Large text files from blobstore are not being gzipped (AppEngine Java)

285 views
Skip to first unread message

Emanuele Ziglioli

unread,
Jun 21, 2012, 5:56:20 AM6/21/12
to google-a...@googlegroups.com
Hi everyone,

I'm serving a number of text files from the blobstore and while smaller ones are being gzipped by the frontend servers, larger ones are not.
Not sure what the threshold is, it could be as low as 4MB. 
Couldn't find any mention of it anywhere. 
Our files are "text/csv" and "application/json"`.
We serve them with a servlet, just like in the documentation:
blobstoreService.serve( blobKey, res);

That's a major problem for us in terms of customer experience. Has anyone seen that?
Thank you

Stuart Langley

unread,
Jun 21, 2012, 7:37:08 AM6/21/12
to google-a...@googlegroups.com

Emanuele Ziglioli

unread,
Jun 21, 2012, 5:05:43 PM6/21/12
to google-a...@googlegroups.com
Thanks Stuart,

indeed it looks like the same issue. I'm gonna try loading the blob content in memory first.
It's going to be slower but that's what I've been doing until yesterday: I was compressing large entities and storing them in up to 1MB sized entities. I switched to the blobstore in order to avoid compressing/decompressing and to reduce the delay when fetching them.
Unfortunately the lack of Gzip compression is really biting us. 

Richard Watson

unread,
Jun 22, 2012, 2:08:51 AM6/22/12
to google-a...@googlegroups.com
As Jeff mentioned on the SDK thread, maybe try Cloudflare.com.  I've just turned it on and it's not too painful, although I had to set up my page rules just right.  If you have static content, they'll gzip and cache it for you on their CDN.
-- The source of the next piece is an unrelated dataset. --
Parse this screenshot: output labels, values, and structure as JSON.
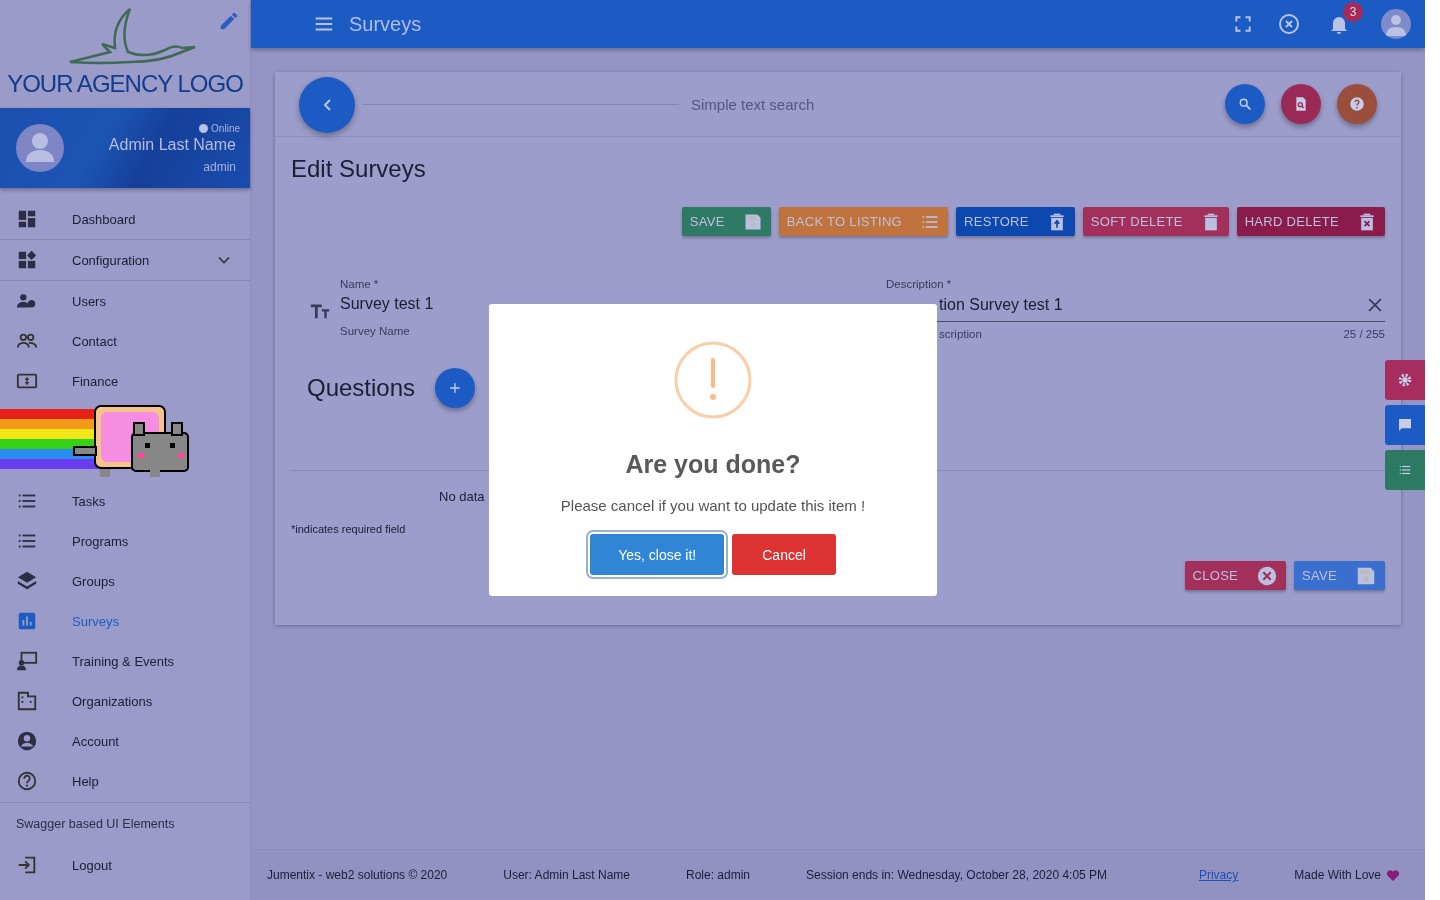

One option if you don't want them proxying your whole app: deliver your content from a different subdomain and tell CF to only proxy that domain. Then all they are is a DNS host for you.  Worth a try at least.

Brandon Wirtz

unread,
Jun 22, 2012, 2:35:49 AM6/22/12
to google-a...@googlegroups.com

Cloud flare would still suck the uncompressed file down and then zip it, that is unlikely to speed things up.

Check my old posts about headers for edge cache, my guess is that you have the expiration set in the past or immediately which causes Edgecache to not compression most mime types.

 

 

--
You received this message because you are subscribed to the Google Groups "Google App Engine" group.
To view this discussion on the web visit https://groups.google.com/d/msg/google-appengine/-/x1nUlmwpplIJ.
To post to this group, send email to google-a...@googlegroups.com.
To unsubscribe from this group, send email to google-appengi...@googlegroups.com.
For more options, visit this group at http://groups.google.com/group/google-appengine?hl=en.

Emanuele Ziglioli

unread,
Jun 22, 2012, 7:06:47 AM6/22/12
to google-a...@googlegroups.com
thanks for the suggestion. The resources I was talking about are large but not static, that's I've been using compressed entities and now the blob store.
Have given up on the blob store for now, and reverted to compressed entities.
Might try with the Google cloud store.

Emanuele Ziglioli

unread,
Jun 22, 2012, 7:08:53 AM6/22/12
to google-a...@googlegroups.com


On Friday, 22 June 2012 18:35:49 UTC+12, Brandon Wirtz wrote:

Cloud flare would still suck the uncompressed file down and then zip it, that is unlikely to speed things up.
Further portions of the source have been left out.